OperaCréole has changed many people’s perceptions of opera by presenting “how long we’ve been creating it–not just performing it, but creating it.”

One of the ways OperaCréole shares its message of Black operatic excellence to the community is by inviting groups like students from Son of a Saint to rehearsals. Joseph says she hopes to do more in the future with the organization serving fatherless boys in the city.

The word creole means “native to the place,” like creole tomatoes are native to Louisiana, and that was the inspiration for naming their nonprofit OperaCréole.

“In that spirit, it’s nothing about color. It’s about the history that is native to this place and the African diaspora in general,” Joseph says.

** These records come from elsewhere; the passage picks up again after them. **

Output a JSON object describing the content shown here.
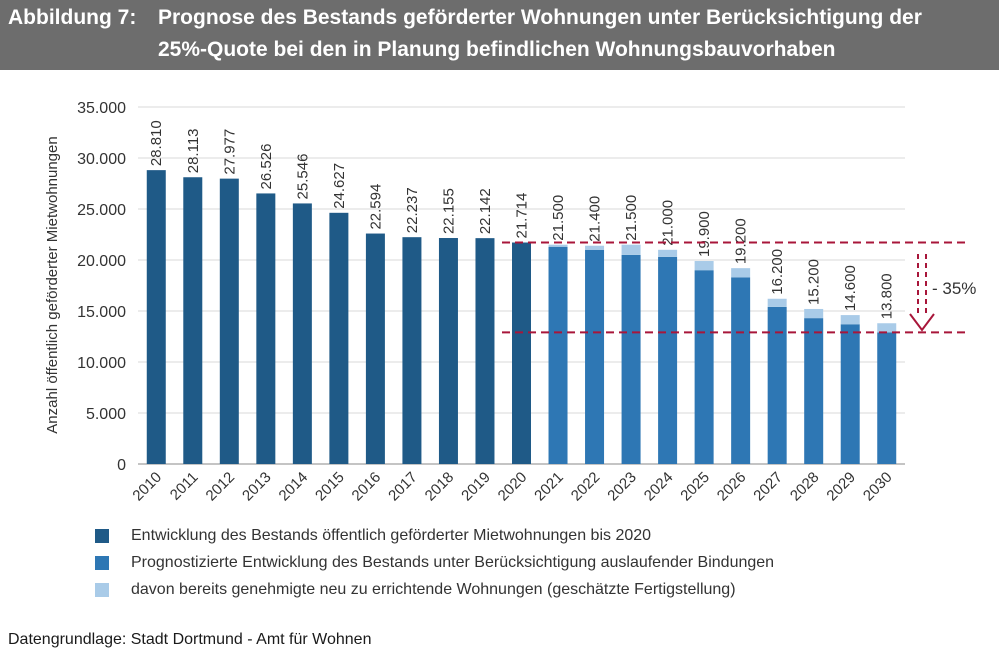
{
  "header": {
    "figure_label": "Abbildung 7:",
    "title_line1": "Prognose des Bestands geförderter Wohnungen unter Berücksichtigung der",
    "title_line2": "25%-Quote bei den in Planung befindlichen Wohnungsbauvorhaben"
  },
  "colors": {
    "header_bg": "#6d6d6d",
    "historic": "#1f5a87",
    "forecast": "#2e77b4",
    "approved": "#a9cbe8",
    "reference_line": "#a8163a"
  },
  "chart_data": {
    "type": "bar",
    "title": "",
    "xlabel": "",
    "ylabel": "Anzahl öffentlich geförderter Mietwohnungen",
    "ylim": [
      0,
      35000
    ],
    "yticks": [
      "0",
      "5.000",
      "10.000",
      "15.000",
      "20.000",
      "25.000",
      "30.000",
      "35.000"
    ],
    "grid": true,
    "categories": [
      "2010",
      "2011",
      "2012",
      "2013",
      "2014",
      "2015",
      "2016",
      "2017",
      "2018",
      "2019",
      "2020",
      "2021",
      "2022",
      "2023",
      "2024",
      "2025",
      "2026",
      "2027",
      "2028",
      "2029",
      "2030"
    ],
    "series": [
      {
        "name": "Entwicklung des Bestands öffentlich geförderter Mietwohnungen bis 2020",
        "values": [
          28810,
          28113,
          27977,
          26526,
          25546,
          24627,
          22594,
          22237,
          22155,
          22142,
          21714,
          null,
          null,
          null,
          null,
          null,
          null,
          null,
          null,
          null,
          null
        ]
      },
      {
        "name": "Prognostizierte Entwicklung des Bestands unter Berücksichtigung auslaufender Bindungen",
        "values": [
          null,
          null,
          null,
          null,
          null,
          null,
          null,
          null,
          null,
          null,
          null,
          21300,
          21000,
          20500,
          20300,
          19000,
          18300,
          15400,
          14300,
          13700,
          12900
        ]
      },
      {
        "name": "davon bereits genehmigte neu zu errichtende Wohnungen (geschätzte Fertigstellung)",
        "values": [
          null,
          null,
          null,
          null,
          null,
          null,
          null,
          null,
          null,
          null,
          null,
          200,
          400,
          1000,
          700,
          900,
          900,
          800,
          900,
          900,
          900
        ]
      }
    ],
    "data_labels": [
      "28.810",
      "28.113",
      "27.977",
      "26.526",
      "25.546",
      "24.627",
      "22.594",
      "22.237",
      "22.155",
      "22.142",
      "21.714",
      "21.500",
      "21.400",
      "21.500",
      "21.000",
      "19.900",
      "19.200",
      "16.200",
      "15.200",
      "14.600",
      "13.800"
    ],
    "reference_lines": [
      21714,
      12900
    ],
    "annotation": "- 35%",
    "legend_position": "bottom"
  },
  "legend": [
    {
      "label": "Entwicklung des Bestands öffentlich geförderter Mietwohnungen bis 2020",
      "color": "#1f5a87"
    },
    {
      "label": "Prognostizierte Entwicklung des Bestands unter Berücksichtigung auslaufender Bindungen",
      "color": "#2e77b4"
    },
    {
      "label": "davon bereits genehmigte neu zu errichtende Wohnungen (geschätzte Fertigstellung)",
      "color": "#a9cbe8"
    }
  ],
  "source": "Datengrundlage: Stadt Dortmund - Amt für Wohnen"
}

Joseph has worked closely with the New Orleans Opera on its diversity committee, “developing a great diversity statement and looking at things that can change in terms of behind the scenes, not just hiring singers, but who’s on staff, who’s backstage,” Joseph says. “There’s been a lot of good development in that direction, and I’m just really excited about that.”

Blessings During the Pandemic

Joseph has found blessings in technology throughout the restrictions required by COVID-19, allowing her to connect with others using Zoom, making presentations, and teaching and sharing her work with organizations, universities, and festivals around the country from home. Technology also allowed Joseph to keep an eye on granddaughter Amara while she was in the NICU for the first five months of her life.

Dreams for a Bright Future

A future goal is to honor New Orleanian free composer of color Edmond Dédé, born in 1829, who wrote five operas, only one of which still exists but has never been performed. “One of the things I really want to see our city do is honor this person of our history,” Joseph says. “We still have unheard works we need to unearth, and we need support to do that.”

The mother-daughter team have big dreams for the future of OperaCréole, including producing films of their productions as features and shorts, preserving the work for posterity. They also hope to build out their staff and programs, creating a pipeline for training not just for performance but also production and backstage work. Plans for next spring include a concert celebrating contributions of Black women in the suffragette movement and beyond: “From Ida B. Wells to Kamala Harris.”

Joseph has lived her life with an integral mantra as she’s blazed her own trail as a performer, teacher, writer, advocate, and public speaker. “The worst thing you can do in your life is put yourself in a box,” she says. “You don’t have to believe what other people believe.”